Возвращаясь к вашему основному вопросу, скажу честно: меня очень волнует отъезд ученых из страны. Интеллектуальный потенциал выражен в конкретных людях, которых, в общем-то, не так много. Это единицы процентов или даже доли процентов, которые, как говорится, делают разницу на рынке. Охоту на ведьм не мы придумали, но тоже довольно хорошо выучили эту практику, вследствие которой могут быть потери части людей, составляющих интеллектуальный потенциал страны. Сейчас Владимир Путин говорит, что надо беречь наших специалистов, которых переманивают в другие страны, а с другой стороны, у нас в результате некоторых обстоятельств специалисты добровольно покидают страну.

При этом нужно понимать, что наиболее квалифицированные ученые и другие специалисты — это, как правило, граждане мира. Они чувствуют себя таковыми. Такой человек не будет все время жить в Казани или в Москве, но и не будет жить все время в Силиконовой долине, он должен перемещаться. Нужно лояльнее к этому относиться, чтобы у него были приличные условия, возможность регулярно приезжать, преподавать, работать в лабораториях.

— С другой стороны, некоторое время назад была одна геополитическая ситуация, когда Россия шла в Европу, интегрировалась с Западом. Под это формировалась прозападная элита, в том числе и интеллектуальная. Сейчас ситуация поменялась: Запад с нами в конфронтации, мы все больше поворачиваемся к Китаю, Азии. Соответственно, меняются запросы со стороны власти на интеллектуальные кадры. Вы это ощущаете?

— И да и нет. Первые лица государства не говорили об отказе от сотрудничества с Западом. Если вы посмотрите, то можно найти кучу цитат, когда они говорили, что по-прежнему открыты для сотрудничества с ним.

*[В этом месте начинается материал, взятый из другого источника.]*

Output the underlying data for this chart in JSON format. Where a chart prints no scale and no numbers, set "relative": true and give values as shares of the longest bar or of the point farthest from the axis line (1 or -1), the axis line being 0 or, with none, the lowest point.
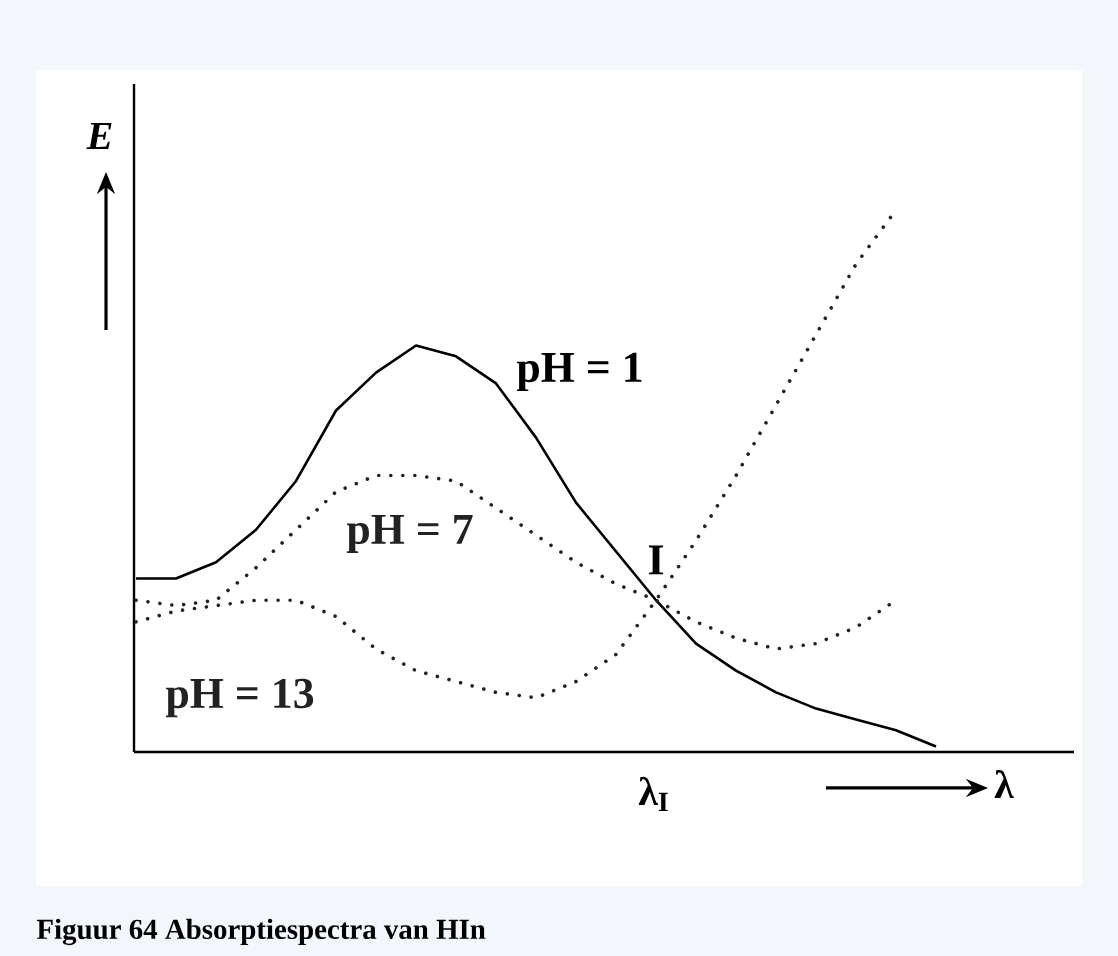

— Но первые лица говорили и о том, что Запад стремится нас сдерживать в развитии.

— Эту теорию заговора и всяческого ослабления России я бы делил на пять. Конечно, альтруистов на мировой арене не бывает, но считать, что все наши проблемы связаны с заговором, — это слишком облегченное понимание ситуации и попытка свалить наши домашние проблемы на внешний фактор. Что касается поворота на Восток, то он во многом конъюнктурный. Для нас закрылась часть дверей на Западе, и мы решили воспользоваться возможностями, открывающимися на Востоке.

— Вы верите, что это временно?

— Я надеюсь, что это временная ситуация. Когда мы повернулись на Восток, то поняли, что это неравноценная замена. Например, традиционных, таких как на Западе, инвестиций на Востоке нет. Там это связано с проектным финансированием. Хотите денег? Покупайте на эти «инвестиции» китайские товары. «Чистых» денег не дают.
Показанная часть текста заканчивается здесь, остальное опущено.